Institution marketing manager Vanessa Weinert, who played a key role in developing the new center, said that data and surveys further showed that at least 50 percent of Athenaeum Hotel guests are new to the hotel.

“This underscored, for us, the need to make new and frequent visitors alike feel comfortable here and feel that Chautauqua is theirs,” she said.

The Main Gate Welcome Center will remain the Institution’s principal ticketing hub, but visitors can purchase tickets for specific opera, theater and amphitheater events at the Visitors Center.

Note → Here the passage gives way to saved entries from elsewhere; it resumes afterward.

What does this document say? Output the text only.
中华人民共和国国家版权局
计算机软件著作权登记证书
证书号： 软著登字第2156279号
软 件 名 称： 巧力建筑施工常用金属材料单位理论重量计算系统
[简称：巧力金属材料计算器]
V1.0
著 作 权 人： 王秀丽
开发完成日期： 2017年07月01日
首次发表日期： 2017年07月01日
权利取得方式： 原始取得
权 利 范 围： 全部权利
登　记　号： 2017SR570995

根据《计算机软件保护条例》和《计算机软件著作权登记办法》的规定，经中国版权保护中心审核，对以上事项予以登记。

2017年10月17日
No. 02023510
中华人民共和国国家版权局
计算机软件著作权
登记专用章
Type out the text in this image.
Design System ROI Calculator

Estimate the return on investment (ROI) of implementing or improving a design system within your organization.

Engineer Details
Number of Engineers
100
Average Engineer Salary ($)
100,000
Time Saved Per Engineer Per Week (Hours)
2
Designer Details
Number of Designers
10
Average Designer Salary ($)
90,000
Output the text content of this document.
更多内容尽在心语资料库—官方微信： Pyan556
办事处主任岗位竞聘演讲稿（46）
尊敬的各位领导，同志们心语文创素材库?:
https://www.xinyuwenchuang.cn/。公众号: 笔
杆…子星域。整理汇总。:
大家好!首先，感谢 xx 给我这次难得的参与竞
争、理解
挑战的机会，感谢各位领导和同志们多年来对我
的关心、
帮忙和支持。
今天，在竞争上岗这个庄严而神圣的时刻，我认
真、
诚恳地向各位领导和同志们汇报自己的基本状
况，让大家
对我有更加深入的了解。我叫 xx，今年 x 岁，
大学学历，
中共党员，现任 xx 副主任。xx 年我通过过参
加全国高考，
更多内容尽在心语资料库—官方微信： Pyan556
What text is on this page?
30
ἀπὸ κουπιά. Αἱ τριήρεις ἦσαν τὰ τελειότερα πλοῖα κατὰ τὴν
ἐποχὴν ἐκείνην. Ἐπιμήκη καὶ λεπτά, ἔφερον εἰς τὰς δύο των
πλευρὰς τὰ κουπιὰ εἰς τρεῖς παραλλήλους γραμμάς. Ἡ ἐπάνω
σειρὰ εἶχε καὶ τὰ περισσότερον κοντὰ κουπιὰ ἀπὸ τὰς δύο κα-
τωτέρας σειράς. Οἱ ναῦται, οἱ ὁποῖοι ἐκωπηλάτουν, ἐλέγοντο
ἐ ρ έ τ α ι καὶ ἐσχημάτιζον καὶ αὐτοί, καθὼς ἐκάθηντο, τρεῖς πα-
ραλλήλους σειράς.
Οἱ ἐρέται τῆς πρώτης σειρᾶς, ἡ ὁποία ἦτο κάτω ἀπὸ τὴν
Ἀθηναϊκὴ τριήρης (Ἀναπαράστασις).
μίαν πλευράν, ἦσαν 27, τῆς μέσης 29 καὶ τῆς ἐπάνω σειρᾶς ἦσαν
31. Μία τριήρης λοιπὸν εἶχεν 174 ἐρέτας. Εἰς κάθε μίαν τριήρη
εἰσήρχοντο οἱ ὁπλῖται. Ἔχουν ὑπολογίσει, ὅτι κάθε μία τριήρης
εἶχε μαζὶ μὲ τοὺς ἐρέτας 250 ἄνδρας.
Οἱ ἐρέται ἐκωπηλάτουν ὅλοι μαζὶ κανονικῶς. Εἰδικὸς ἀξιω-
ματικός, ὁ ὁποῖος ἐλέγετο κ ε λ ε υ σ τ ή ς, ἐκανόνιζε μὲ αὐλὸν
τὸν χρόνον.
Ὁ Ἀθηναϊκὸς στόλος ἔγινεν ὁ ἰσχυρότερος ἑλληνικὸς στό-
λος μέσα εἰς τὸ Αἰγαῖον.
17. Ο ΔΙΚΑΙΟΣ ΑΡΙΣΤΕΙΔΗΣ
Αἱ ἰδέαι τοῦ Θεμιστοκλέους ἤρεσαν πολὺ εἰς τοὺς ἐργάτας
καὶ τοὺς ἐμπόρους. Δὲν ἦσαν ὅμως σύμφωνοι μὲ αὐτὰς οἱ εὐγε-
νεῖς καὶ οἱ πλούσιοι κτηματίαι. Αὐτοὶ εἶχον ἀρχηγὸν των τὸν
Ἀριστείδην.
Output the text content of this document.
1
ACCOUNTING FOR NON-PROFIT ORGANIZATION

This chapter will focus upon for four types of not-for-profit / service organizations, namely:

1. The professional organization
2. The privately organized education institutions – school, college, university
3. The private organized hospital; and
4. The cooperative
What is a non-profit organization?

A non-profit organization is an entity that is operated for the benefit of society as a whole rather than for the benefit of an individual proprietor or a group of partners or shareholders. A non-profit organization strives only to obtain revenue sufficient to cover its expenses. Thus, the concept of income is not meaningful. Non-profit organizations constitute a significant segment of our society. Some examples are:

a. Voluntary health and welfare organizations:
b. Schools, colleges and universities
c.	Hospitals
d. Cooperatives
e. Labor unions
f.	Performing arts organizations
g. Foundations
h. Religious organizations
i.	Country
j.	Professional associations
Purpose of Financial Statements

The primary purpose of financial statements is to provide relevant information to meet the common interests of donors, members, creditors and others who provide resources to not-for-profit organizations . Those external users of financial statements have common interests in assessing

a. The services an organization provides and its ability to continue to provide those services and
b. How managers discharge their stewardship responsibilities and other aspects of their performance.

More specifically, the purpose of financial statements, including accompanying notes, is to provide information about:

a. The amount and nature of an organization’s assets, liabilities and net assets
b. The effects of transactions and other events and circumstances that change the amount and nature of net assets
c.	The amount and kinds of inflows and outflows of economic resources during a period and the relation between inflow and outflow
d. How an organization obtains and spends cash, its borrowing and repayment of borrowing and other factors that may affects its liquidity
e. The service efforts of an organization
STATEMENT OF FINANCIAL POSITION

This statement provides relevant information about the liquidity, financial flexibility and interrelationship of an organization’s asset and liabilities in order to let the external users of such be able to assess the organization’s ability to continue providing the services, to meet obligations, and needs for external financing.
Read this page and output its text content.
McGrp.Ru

“While the Main Gate is the point of entry,” Weinert said, “visitors typically don’t linger there and plan details for their stay in Chautauqua. The Visitors Center is for after you unpack and start to navigate the planning process in greater detail.”

The Visitors Center will feature permanent displays on the history of the Institution and a media center illustrating various aspects of life on the grounds. The 2,000-square-foot center represents a commitment of roughly $200,000 by the Institution to improve the Chautauqua experience.

The new center will be staffed by a mixture of gate staff employees and members of the community volunteer program, which was successfully launched last season. The facility will be open seven days a week, from 9 a.m. to 5 p.m., during the summer season. Experienced gate staff personnel will be present throughout the week. Community volunteers will sign up to assist in the center from noon to 2 p.m. daily. Myra Peterson, Institution accommodations concierge, will be in the center Monday, Wednesday and Friday through the summer season.

The establishment of the center set off a domino effect of off-season moves; the previous tenants, Chautauqua’s print shop, moved to the old police department offices behind the Colonnade, and the police moved to their new space in the fire hall on Massey Avenue.